Au fil de l'autre

Carnet de notes de mes explorations: filage, tissage et teintures

Echarpe mohair et filés fantaisie (nr 88)

27.1.19 Rangement de début d'année: je retrouve les toutes premières pelotes de mohair kid (chevreau) que j'avais achetée en brocante sociale près de chez moi pour tester les teintures végétales. En 2012, je crois. Je ne pensais pas encore "laines locales" et "fibres nobles".

C'est le moment d'évaluer comment je peux le travailler avec le Jane de Louet, sur lequel je n'ai encore installé que quatre des huit cadres fournis avec le métier (histoire de me freiner dans mes élans: il faut savoir marcher avant de vouloir courir).

Installé une chaîne ("plié" en jargon tisserand) de 3 mètres et quelques sur 30 cm de large. Montée d'avant en arrière, malgré le conseil de la précieuse Betty sur le forum tricofolk, de ne PAS le faire car le passage dans le peigne et les lisses abîmerait la fibre. Le pliage d'arrière en avant reste laborieux pour moi, je ne sais pourquoi, je me trompe plus facilement dans les lisses et le peigne ensuite.

J'ai retenu les bons conseils de Brigitte alias Soleil du forumtricofolk, dont j'avais visité l'atelier en 2018 (éleveuse de chèvres angora, grande expérience avec le mohair): je n'ai calculé qu'une densité de 2 fils au cm.

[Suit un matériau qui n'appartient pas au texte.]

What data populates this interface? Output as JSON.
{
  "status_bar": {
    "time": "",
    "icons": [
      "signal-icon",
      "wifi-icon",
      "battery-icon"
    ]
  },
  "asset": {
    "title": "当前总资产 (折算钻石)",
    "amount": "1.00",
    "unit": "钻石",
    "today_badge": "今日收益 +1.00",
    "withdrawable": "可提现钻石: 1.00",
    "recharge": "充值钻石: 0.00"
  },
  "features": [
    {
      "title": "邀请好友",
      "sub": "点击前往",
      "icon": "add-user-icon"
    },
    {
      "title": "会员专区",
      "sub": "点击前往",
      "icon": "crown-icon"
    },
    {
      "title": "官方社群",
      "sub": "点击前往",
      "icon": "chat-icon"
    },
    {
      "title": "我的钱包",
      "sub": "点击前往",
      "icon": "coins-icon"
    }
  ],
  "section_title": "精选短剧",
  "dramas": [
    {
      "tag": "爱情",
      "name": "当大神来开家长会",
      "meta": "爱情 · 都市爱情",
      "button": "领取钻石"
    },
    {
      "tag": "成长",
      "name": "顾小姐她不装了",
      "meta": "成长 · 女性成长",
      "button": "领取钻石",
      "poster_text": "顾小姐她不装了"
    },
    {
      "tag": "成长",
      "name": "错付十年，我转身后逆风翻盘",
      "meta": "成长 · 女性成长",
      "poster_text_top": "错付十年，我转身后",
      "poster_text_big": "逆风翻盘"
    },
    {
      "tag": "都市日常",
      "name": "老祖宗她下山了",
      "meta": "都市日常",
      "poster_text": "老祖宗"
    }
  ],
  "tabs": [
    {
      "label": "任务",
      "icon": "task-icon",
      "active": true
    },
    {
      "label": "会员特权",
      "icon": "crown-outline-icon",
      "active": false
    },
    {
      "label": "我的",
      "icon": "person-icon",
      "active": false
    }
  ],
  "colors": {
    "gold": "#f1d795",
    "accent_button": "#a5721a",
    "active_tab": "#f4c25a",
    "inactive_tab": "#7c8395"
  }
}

Le "vilain" fil du commerce. Teint en cochenille chez moi.

Le peigne: solution

J'avais testé le passage des fils dans le peigne de 4 dents au cm avant de plier la chaîne, mais je n'avais pas testé le tassage. Aie! Quoi que je fasse (y compris asperger la chaîne d'amidon), le peigne repousse la part aérienne du fil vers les lisses, ce qui fait des bouboules de poils et bloque tout le travail. Vivement que je puisse acheter du mohair chez Soleil, par correspondance, car il est bien plus fin, plus élégant. Il passerait sans souci.

Lors du pliage, à chaque fois que j'avançais dans l'enroulage sur l'ensouple arrière, je voyais bien que je devais peigner les fils avec le peigne pour bien les séparer et que j'en tirais des touffes de poils. Je pensais que ce peignage avait libéré l'excès de poils vaporeux. Que nenni.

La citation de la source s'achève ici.